As for Mwatelulo, the officers on 13 December 2019 seized his business proposals related to a close corporation in which he holds members interest, as well as his girlfriend’s diary.

“Such seizure is an absolute invasion of the right to privacy and the right to dignity. The officers additionally seized bank deposit slips, personal tax returns (even though these are not mentioned in the search warrant), a lease agreement in respect of a close corporation in which he holds members interests and a proof of payment slip for tax.”

URGENT FEARS

Esau said the case is urgent because there is an ongoing violation of their constitutional rights. “In addition, the conduct of the respondents has been harsh and punitive and amounts to abuse of rights and powers. It is in the interest of justice that the court intervenes at this stage before it is too late.”

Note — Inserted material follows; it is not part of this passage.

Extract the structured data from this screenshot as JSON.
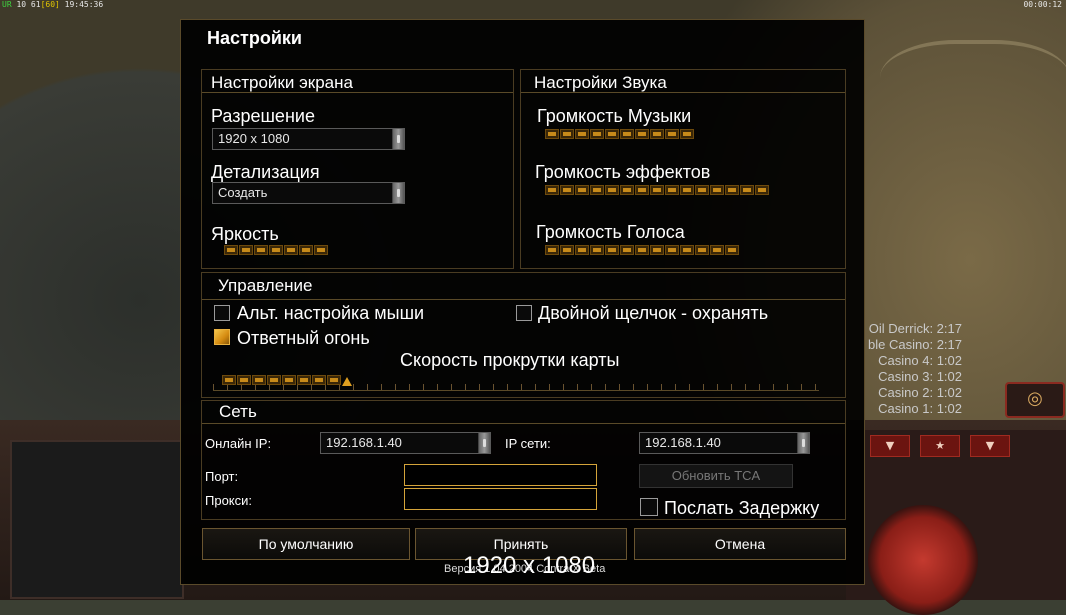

He said that the search warrants violated their right to dignity and privacy. He made reference to a search that took place at his residence on 23 November 2019, where officers allegedly searched in the drawers in his bedroom, as well as the bedrooms of his children. He said some drawers contained his undergarments, his wife’s undergarments, as well as that of his children. His private study, he complained, was also searched.

He would not be able to obtain substantial redress in due course, neither will his family and employees, he said, and fears that over a six-month period, his credit record would be damaged, his capacity to pay legal and medical bills, as well as family maintenance infringed, and his right to property violated.

“I suffer from hypertension and high blood pressure. When I came back from my ordeal on 12 December 2019 at the hands of the officers of the respondent my health was not good. I need funds for medical care and the unlawful interference with my finances compromises my health and places my life at risk.”

The accused have also asked the High Court for an order reviewing, correcting and setting aside the decision to apply for the search warrants, the granting and execution of the warrants, as well as to have their goods and documents (including memory sticks, draft wills, vehicles, notebooks, computers and data) returned with any copies and or duplications. They also want the respondents to pay the cost of the lawsuit.